Depp’s involvement has led to the Mad Hatter being elevated to a central character, but I couldn’t have cared less for him. His accent veers from English to Scottish without rhyme or reason, and his eccentricity begins to grate instantly. Don’t even start me on the dancing scene… What were they thinking? Bonham-Carter is fine as the Red Queen, but is upstaged by a much more nuanced performance by Anne Hathaway as the White Queen. If Burton weren’t stuck in such a creative rut he’d have realised that there would have been a much more interesting film to be made with Hathaway as the Red Queen.

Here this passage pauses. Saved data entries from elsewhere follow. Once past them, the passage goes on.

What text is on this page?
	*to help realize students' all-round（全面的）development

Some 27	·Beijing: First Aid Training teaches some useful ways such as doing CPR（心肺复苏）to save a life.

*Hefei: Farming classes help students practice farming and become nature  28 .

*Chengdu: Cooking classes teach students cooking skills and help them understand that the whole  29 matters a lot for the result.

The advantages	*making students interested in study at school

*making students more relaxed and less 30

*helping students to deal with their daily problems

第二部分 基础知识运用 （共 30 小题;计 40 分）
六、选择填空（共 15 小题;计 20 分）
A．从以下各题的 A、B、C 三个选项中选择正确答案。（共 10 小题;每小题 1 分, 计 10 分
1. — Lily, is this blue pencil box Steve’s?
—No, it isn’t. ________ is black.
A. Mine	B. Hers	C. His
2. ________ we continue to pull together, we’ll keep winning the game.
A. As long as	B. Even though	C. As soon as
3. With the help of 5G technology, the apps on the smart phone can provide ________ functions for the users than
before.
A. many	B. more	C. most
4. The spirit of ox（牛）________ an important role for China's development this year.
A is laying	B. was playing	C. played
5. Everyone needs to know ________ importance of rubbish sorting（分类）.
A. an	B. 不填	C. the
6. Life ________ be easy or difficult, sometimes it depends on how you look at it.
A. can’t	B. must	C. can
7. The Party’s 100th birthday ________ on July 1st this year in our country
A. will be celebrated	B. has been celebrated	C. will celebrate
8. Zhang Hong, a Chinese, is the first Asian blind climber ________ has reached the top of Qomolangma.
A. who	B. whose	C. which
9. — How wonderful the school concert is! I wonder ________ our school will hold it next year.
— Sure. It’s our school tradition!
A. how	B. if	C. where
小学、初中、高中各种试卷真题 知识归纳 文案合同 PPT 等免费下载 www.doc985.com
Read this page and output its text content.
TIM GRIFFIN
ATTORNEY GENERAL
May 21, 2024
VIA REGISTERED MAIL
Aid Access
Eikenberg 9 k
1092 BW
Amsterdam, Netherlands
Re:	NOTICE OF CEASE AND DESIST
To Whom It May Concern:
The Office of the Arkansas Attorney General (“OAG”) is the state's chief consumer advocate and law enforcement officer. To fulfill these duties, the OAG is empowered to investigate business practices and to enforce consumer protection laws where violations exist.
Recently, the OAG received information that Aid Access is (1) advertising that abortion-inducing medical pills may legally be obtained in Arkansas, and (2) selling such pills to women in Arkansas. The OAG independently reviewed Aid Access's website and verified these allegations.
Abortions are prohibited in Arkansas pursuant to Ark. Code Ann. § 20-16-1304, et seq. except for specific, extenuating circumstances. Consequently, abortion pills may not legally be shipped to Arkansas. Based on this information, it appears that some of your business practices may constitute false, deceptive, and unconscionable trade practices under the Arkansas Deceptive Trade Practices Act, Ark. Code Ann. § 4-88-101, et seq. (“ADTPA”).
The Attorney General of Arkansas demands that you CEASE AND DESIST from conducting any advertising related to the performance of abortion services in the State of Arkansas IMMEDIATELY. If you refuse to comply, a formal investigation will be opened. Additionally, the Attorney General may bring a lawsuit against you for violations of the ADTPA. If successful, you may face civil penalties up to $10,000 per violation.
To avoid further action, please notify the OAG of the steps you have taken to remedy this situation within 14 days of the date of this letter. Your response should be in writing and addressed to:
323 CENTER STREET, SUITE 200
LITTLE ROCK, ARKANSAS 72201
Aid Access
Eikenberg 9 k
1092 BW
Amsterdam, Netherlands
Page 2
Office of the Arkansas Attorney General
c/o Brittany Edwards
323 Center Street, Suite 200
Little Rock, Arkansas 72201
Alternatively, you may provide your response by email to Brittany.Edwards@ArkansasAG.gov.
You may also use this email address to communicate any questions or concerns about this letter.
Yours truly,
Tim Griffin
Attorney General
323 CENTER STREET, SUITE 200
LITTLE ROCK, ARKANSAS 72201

Talking of creative rut, the score is done by long-time Burton collaborator Danny Elfman meaning that the soundtrack just sounds like they’ve asked for them to make it sound Tim Burton-esque. Boring. The most annoying aspect for me though was the over-reliance on CGI. Bad CGI has always been a bug-bear for me, and the mere hint of it can sour my view of a movie irreparably. Burton has a strong tradition of creating fantastical and macabre situations out of the ordinary – see Edward Scissorhands or Batman, but in Alice he practically uses it as a creative crutch. To be fair to him used sparingly, as in the Red Queen’s enlarged head, it looks great, but for some inexplicable reason, one of the main characters played by Crispin Glover has a full CGI body but a real head. His head looks unattached to his clearly digitized and extended body. Every time he came on screen I was asking myself why? There also close ups of horses, and instead of using a real horse, they CGI one in? A horse and a human body? Just use the real thing… GAH.
The original book is a classic children’s whimsical fantasy, full of eccentric English humour, but all this been abandoned in favour of quirky/annoying characters and situations a with a wholly unnecessary Narnia-esque battle scene tacked onto the end. The plot is fairly incomprehensible and moves forward without any real explanation of who wants what and for what reason. The film has a few saving graces that make it nearly bearable – Matt Lucas as Tweedle-Dee and Tweedle_dum, Stephen Fry’s Cheshire Cat, and some moments of genuine invention (Alice hopping the moat of giant floating heads), but otherwise I found it all fairly irritating. Nice 3D though.
2/5
Tim Burton’s Alice In Wonderland is the low-point of a once-great directors nadir of output. He needs to do something else… something different, preferably without Johnny Depp, Helena Bonham-Carter and Danny Elfman. Let’s see something more personal like Ed Wood please.